“Organic” can mean a lot of different things these days. Chemists define the word as a class of chemical compounds that have a carbon basis. Some people merely associate “organic” with something they bought at Trader Joe’s last week. “Organic” is most commonly thought of by American consumers as food that has been grown or raised without the use of conventional pesticides, antibiotics, or growth hormones. I know I always assumed that if something was labeled “organic” it meant it was probably produced in a more conscious, personal manner. But that is not always the case.
“Total U.S. organic sales, including food and non-food products, were $17.7 billion in 2006, up 21 percent from 2005. They are estimated to have reached $21.2 billion in 2007, and are projected to surpass $25 billion in 2008.“
Organic food is the fastest-growing segment of the American food sector. The pressure to produce organically is increasing for other obvious reasons too, like the high price tag for goods. The “natural” market seems to be the hippest place to be in the food world, and everybody wants a piece of it.
Most major American food processors now have brand acquisitions that are certified organic -Kraft owns Boca, M&M Mars owns Seeds of Change – even ConAgra (one of the leading distributor’s of food containing genetically modified/engineered crops) is testing the waters. They purchased Massachusetts-based vegetarian food company Lightlife in 2000.
While this shift in U.S. agribusiness will undoubtedly expand accessibility of healthy foods to lower income brackets, it will also go against the very concept of organic production.

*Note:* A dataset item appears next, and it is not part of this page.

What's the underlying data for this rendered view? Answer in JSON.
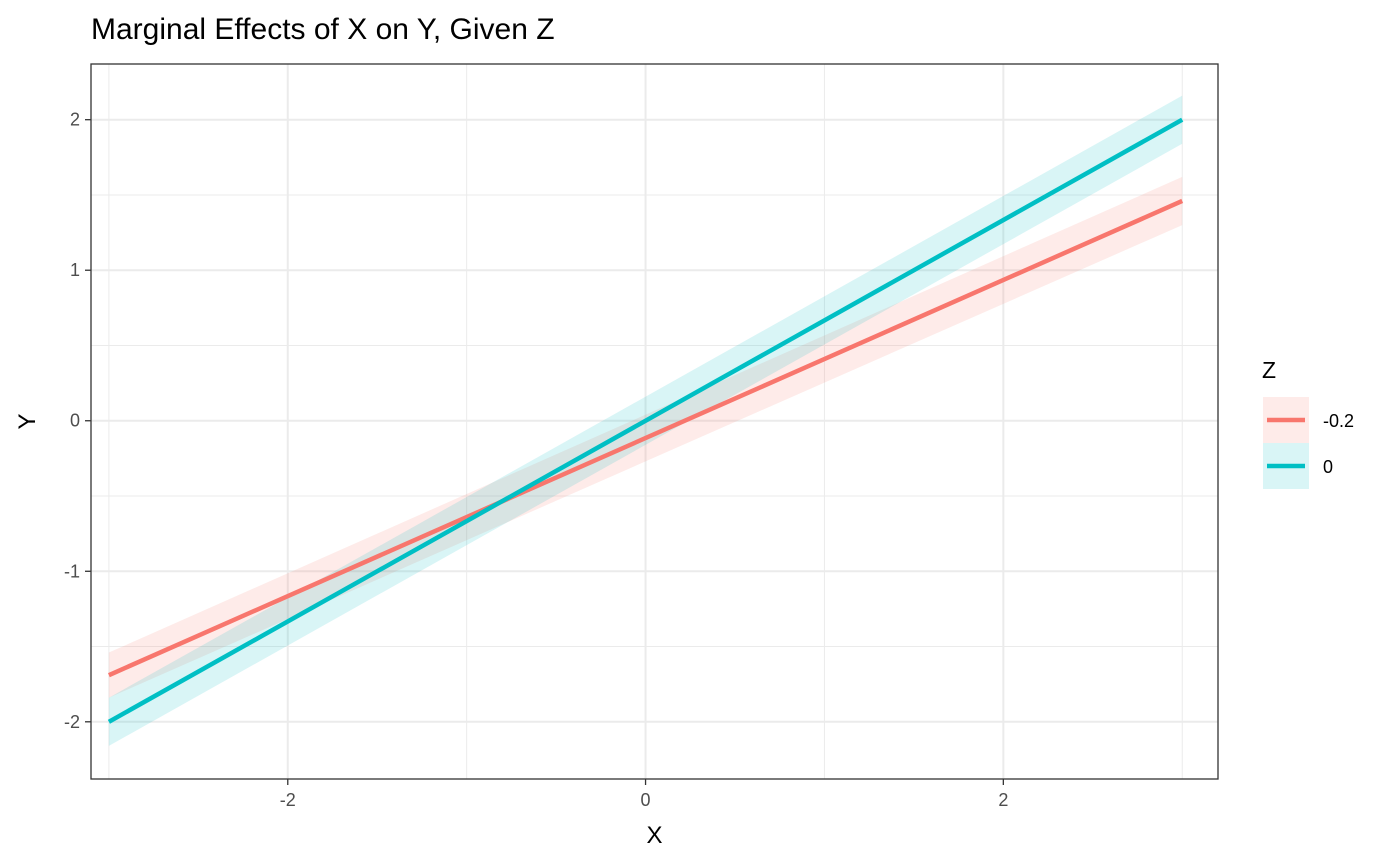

Big business lobbyists along with Republican leaders in congress helped pass the 2006 Agricultural Appropriations Bill. The Organic Consumer Association reports that this Bill allows,
“Numerous synthetic food additives and processing aids, including over 500 food contact substances, to be used in organic foods without public review. Young dairy cows to continue to be treated with antibiotics and fed genetically engineered feed prior to being converted to organic production.“
To some, this push to lower the organic standard is a step towards the complete degradation of the “organic” label. Others argue that this bill is a way of creating an incentive for producers to improve their practices over time. Either way, small family farmers are getting the short end of the stick.
Major dairy retailers and wholesalers are pumping out “organic” milk that comes from cows brought in from conventional feedlots, and giving them little or no access to pasture. While dedicated farmers raise their cows with care, and allow them to graze. And if the big corporations continue to receive the same premium price for goods produced much more cheaply, the little guys will slowly start to disappear from the organic market, the market they’ve spent four decades creating.